A RAM user or RAM role with account-level permissions can manage all resources within the account. Ensure you grant only necessary permissions and strictly follow the principle of least privilege.

FAQ

Check the resource group of a resource

Method 1: Click the resource name to go to its details page. You can view the resource group on this page.
Method 2: Log in to the Resource Management console and click Resource Center > Resource Search. In the navigation pane on the left, select the account to which the resource belongs (defaults to current account). Use the filters to locate the target resource. You can then view its resource group.

View product resources in a resource group

Method 1: Log in to the Resource Management console and click Resource Center > Resource Search. In the navigation pane on the left, under the account section (defaults to current account), click the name of the target resource group. Then, on the right, select the product from the Select Resource Type dropdown list to view all its resources in that resource group.
Method 2: Log in to the Resource Management console and click Resource Groups > Resource Groups. Find the target resource group and click Resource Management in the Actions column.
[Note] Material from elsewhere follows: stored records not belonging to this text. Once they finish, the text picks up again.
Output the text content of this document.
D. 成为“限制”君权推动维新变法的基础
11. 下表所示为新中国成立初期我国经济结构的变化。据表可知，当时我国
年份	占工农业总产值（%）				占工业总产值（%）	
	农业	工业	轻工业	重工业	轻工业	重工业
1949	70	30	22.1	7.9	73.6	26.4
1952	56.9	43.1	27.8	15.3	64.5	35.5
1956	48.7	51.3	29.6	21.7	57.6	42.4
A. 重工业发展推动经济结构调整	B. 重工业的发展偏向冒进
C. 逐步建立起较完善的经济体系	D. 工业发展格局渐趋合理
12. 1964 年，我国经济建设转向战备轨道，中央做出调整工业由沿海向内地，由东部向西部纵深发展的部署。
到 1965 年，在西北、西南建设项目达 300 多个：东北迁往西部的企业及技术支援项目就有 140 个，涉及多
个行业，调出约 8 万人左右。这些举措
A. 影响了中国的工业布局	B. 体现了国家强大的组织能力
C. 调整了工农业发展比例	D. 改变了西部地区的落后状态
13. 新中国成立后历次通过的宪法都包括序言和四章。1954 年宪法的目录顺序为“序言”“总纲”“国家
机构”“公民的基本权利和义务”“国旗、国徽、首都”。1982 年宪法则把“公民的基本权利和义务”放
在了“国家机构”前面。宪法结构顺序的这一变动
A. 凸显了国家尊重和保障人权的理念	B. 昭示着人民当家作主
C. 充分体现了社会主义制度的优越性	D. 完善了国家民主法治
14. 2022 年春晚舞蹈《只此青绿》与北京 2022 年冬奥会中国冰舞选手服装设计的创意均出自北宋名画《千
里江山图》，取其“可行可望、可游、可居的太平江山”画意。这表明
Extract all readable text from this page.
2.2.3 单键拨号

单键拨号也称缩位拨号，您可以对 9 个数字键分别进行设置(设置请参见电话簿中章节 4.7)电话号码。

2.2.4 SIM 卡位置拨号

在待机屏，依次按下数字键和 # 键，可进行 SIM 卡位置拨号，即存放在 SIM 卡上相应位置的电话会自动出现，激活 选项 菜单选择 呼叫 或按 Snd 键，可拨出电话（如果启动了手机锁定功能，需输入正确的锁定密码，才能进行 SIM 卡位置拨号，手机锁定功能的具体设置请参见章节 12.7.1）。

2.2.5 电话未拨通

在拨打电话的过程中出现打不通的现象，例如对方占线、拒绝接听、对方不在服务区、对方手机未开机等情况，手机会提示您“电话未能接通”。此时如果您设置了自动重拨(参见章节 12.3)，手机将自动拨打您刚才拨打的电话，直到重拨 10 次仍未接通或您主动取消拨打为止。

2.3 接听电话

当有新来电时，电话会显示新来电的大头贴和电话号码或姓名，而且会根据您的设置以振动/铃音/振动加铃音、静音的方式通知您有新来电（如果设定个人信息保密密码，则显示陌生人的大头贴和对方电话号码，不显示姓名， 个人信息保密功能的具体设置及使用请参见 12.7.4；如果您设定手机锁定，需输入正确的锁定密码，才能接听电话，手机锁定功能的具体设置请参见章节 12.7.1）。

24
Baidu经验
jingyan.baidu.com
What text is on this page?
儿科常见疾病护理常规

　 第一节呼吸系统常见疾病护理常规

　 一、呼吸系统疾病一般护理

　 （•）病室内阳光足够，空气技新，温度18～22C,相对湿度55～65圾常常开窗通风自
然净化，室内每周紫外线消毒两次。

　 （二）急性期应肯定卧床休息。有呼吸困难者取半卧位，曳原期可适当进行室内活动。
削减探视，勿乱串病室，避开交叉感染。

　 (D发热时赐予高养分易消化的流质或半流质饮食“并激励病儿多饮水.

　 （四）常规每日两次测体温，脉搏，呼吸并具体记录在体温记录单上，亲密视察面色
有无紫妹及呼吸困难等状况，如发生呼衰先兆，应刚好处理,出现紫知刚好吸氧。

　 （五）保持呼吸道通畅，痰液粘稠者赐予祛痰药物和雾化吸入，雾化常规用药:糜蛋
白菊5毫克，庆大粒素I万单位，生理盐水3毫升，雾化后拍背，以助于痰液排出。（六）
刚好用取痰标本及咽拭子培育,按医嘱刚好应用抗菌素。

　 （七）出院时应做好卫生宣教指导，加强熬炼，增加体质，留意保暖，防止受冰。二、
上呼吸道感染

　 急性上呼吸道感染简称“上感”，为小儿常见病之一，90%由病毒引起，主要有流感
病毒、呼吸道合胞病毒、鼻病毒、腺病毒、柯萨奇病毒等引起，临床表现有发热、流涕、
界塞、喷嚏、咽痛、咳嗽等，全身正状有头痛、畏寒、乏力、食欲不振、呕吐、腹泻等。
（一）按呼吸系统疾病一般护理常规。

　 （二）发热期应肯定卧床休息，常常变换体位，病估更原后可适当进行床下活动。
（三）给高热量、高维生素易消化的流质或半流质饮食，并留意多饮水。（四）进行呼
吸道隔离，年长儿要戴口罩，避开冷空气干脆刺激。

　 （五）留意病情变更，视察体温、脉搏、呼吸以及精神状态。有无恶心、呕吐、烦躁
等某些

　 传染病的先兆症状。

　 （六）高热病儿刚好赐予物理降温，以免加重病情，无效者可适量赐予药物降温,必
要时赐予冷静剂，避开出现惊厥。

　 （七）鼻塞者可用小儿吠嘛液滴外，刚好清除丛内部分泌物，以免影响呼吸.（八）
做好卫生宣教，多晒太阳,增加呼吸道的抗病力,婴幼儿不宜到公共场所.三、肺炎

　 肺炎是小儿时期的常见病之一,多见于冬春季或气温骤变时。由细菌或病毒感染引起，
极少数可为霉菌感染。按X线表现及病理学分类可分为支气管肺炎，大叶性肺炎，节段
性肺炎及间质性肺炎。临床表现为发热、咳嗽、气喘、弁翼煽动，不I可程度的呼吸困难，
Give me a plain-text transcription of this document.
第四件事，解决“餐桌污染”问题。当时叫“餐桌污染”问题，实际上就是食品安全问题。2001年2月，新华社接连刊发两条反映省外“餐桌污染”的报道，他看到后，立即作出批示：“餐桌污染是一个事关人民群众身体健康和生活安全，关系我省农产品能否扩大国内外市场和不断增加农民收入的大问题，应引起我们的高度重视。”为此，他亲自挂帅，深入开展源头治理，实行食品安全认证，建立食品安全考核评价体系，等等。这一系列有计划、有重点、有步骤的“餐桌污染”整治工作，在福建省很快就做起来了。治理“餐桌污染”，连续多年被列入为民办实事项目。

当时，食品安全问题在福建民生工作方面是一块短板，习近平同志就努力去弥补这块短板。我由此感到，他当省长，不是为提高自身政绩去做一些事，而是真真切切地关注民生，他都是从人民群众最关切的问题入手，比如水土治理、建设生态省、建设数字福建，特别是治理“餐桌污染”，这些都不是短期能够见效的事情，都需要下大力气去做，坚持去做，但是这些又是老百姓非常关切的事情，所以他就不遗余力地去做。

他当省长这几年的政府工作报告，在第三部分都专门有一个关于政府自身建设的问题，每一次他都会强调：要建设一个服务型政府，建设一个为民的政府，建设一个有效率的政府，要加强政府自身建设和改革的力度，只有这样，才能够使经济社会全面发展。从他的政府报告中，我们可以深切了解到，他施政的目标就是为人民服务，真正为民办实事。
On the Resource Management page, select the product from the Product dropdown list at the top to view all its resources in the resource group.

Bulk transfer resources to a resource group

Log in to the Resource Management console and click Resource Groups > Resource Groups. In the target resource group's row, click Resource Management in the Actions column to go to the Resource Management page. Use the filters to locate the target resources. Select the checkboxes for the resources in the first column, click Transfer Resource Group at the bottom, and then follow the on-screen prompts to complete the transfer.